Hafa Adai, my fellow Guamanians, and Hafa Adai to the Simon Sanchez Sharks!

Freedom of speech and freedom of expression are two of the most important and treasured rights in America.  As a governor, I am so proud and so encouraged by this school's efforts to promote these freedoms.

The sad reality is even today, people are censored and silenced.  This month, people around the nation, including here on Guam, are bringing awareness of books that are still banned today in some places in the United States.  These titles include some of my favorites, such as 1984 and The Lord of the Rings.  They are classics―timeless stories that have us thinking about a world greater than ours, and about ideas that are bigger than ourselves.  

These books are controversial.  But, whether it's about protecting our right to privacy under an oppressive and giant government, or about how power can corrupt, these stories are important.  They make us think.  They make us learn.  They make us grow.  I want to encourage all the students here today and everyone listening to keep reading.  Keep expanding your knowledge.  Keep exposing yourselves to new ideas―even ones that you may not agree with.

There has been a lot of talk recently about a case involving human trafficking―modern-day slavery.  As a father, grandfather, and a governor, this case chills me to the bone.  Now the woman that masterminded this despicable place has been sentenced to life in prison.  And I think the punishment does fit the crime.  When you force women, and a sixteen-year old girl, to do the things they did, you should go to jail for the rest of your life.

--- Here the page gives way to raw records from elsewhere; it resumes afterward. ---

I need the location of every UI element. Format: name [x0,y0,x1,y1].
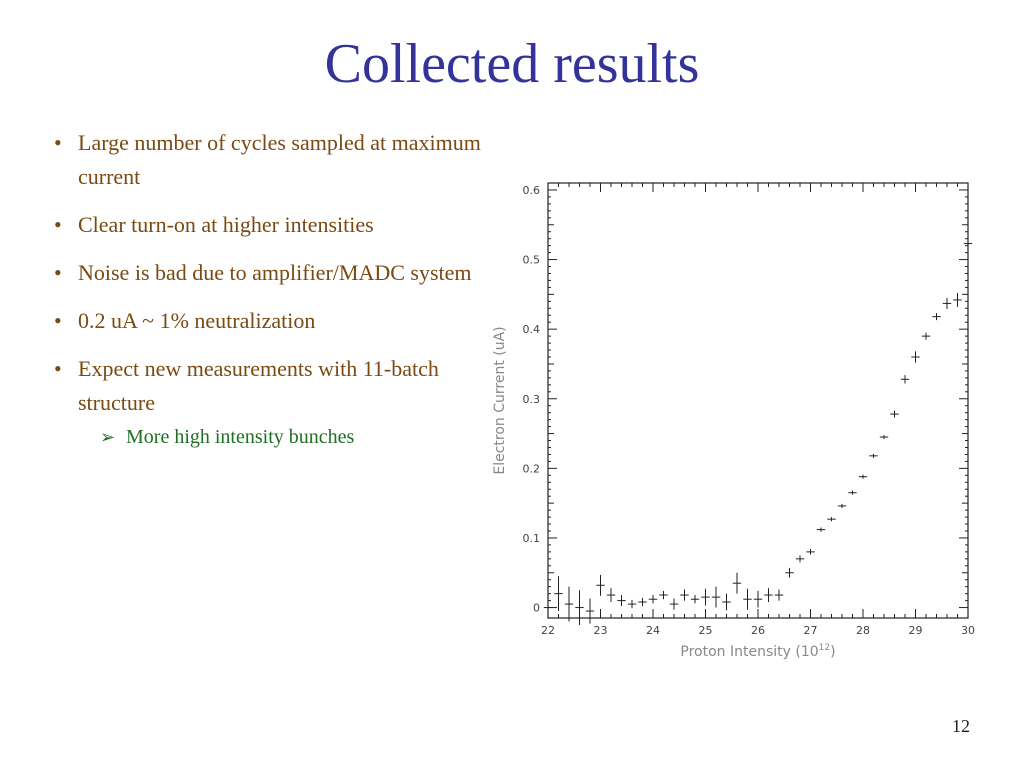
data-point [575,590,584,625]
data-point [585,598,595,624]
data-point [848,490,857,495]
x-tick-label: 23 [594,624,608,637]
bullet-dot-icon: • [54,356,62,381]
data-point [942,297,952,309]
y-tick-label: 0.6 [523,184,541,197]
data-point [732,572,742,594]
data-point [711,586,721,608]
data-point [827,517,836,522]
y-tick-label: 0.5 [523,254,541,267]
arrow-bullet-icon: ➢ [100,427,116,447]
data-point [953,292,962,307]
x-tick-label: 22 [541,624,555,637]
bullet-dot-icon: • [54,130,62,155]
data-point [764,588,773,602]
bullet-dot-icon: • [54,260,62,285]
data-point [795,555,805,563]
bullet-dot-icon: • [54,212,62,237]
bullet-item: • Expect new measurements with 11-batch … [52,352,482,452]
bullet-item: • 0.2 uA ~ 1% neutralization [52,304,482,338]
x-axis-title: Proton Intensity (1012) [680,643,835,660]
data-point [785,567,794,578]
data-point [921,332,931,340]
data-point [596,574,605,596]
bullet-item: • Large number of cycles sampled at maxi… [52,126,482,194]
data-point [911,351,920,363]
bullet-text: 0.2 uA ~ 1% neutralization [78,308,316,333]
x-tick-label: 30 [961,624,975,637]
page-number: 12 [952,716,970,736]
x-tick-label: 27 [804,624,818,637]
data-point [806,549,815,555]
y-tick-label: 0 [533,602,540,615]
x-tick-label: 28 [856,624,870,637]
y-tick-label: 0.3 [523,393,541,406]
data-point [774,589,784,601]
data-point [606,588,616,602]
data-point [564,586,574,622]
y-axis-title: Electron Current (uA) [492,326,508,474]
bullet-text: Large number of cycles sampled at maximu… [78,130,481,189]
data-point [543,597,553,618]
x-tick-label: 26 [751,624,765,637]
x-tick-label: 29 [909,624,923,637]
data-point [753,590,763,608]
bullet-dot-icon: • [54,308,62,333]
bullet-text: Expect new measurements with 11-batch st… [78,356,439,415]
y-tick-label: 0.1 [523,532,541,545]
y-tick-label: 0.4 [523,323,541,336]
data-point [869,453,878,458]
data-point [900,375,910,384]
data-point [890,410,899,418]
data-point [690,595,700,604]
x-tick-label: 25 [699,624,713,637]
data-point [837,503,847,509]
data-point [648,595,658,604]
plot-frame [547,182,969,619]
bullet-list: • Large number of cycles sampled at maxi… [52,126,482,466]
data-point [722,593,731,611]
data-point [879,434,889,440]
data-point [701,588,710,606]
y-tick-label: 0.2 [523,462,541,475]
bullet-text: Noise is bad due to amplifier/MADC syste… [78,260,472,285]
data-point [627,599,637,609]
data-point [816,527,826,532]
data-point [743,588,752,610]
data-point [932,313,941,321]
slide-title: Collected results [324,33,700,95]
bullet-item: • Noise is bad due to amplifier/MADC sys… [52,256,482,290]
data-point [680,589,689,601]
data-point [659,590,668,600]
data-point [638,597,647,607]
data-point [669,598,679,610]
data-point [554,576,563,612]
data-point [963,222,973,265]
sub-bullet-item: ➢ More high intensity bunches [78,422,482,452]
electron-current-chart: 22 23 24 25 26 27 28 29 30 0 0.1 0.2 0.3 0.4 0.5 0.6 Pro… [492,182,975,660]
bullet-text: Clear turn-on at higher intensities [78,212,374,237]
x-tick-label: 24 [646,624,660,637]
bullet-item: • Clear turn-on at higher intensities [52,208,482,242]
data-point [617,595,626,607]
sub-bullet-text: More high intensity bunches [126,426,355,448]
data-point [858,474,868,479]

On the other side are some questions about some people that we as a community should trust the most: police officers.  I know the vast majority of these brave men and women are good.  They have the safety of the island at heart.  But my concern from the police department is the silence regarding legitimate questions from the media and from the public.  This is why I instructed the Chief of Police to speak up about the case yesterday.  I want to thank him for listening to my concerns, and recognizing the power of dialogue.

That power is being exercised right here at this school.

Your teachers and students have set the example not just for your peers, but also for all of our island's leaders.  Particularly, the wave for civic justice, perfectly illustrates your commitment to speaking up and speaking out.  I want you all to continue doing things like that.  

Continue doing events like this.  If you see something going on in your school, or in your government that you don't like, speak up!  If you know of someone who should be commended, or someone you want to recognize for their good work, speak out!  Silence helps no one.  Let your ideas and emotions ring out for everyone to hear.  We live in a democracy: and the only way to make it better is for everyone to share their ideas―to exchange their thoughts.

Thank you for listening, and more importantly, thank you for speaking up and speaking out!  God bless you.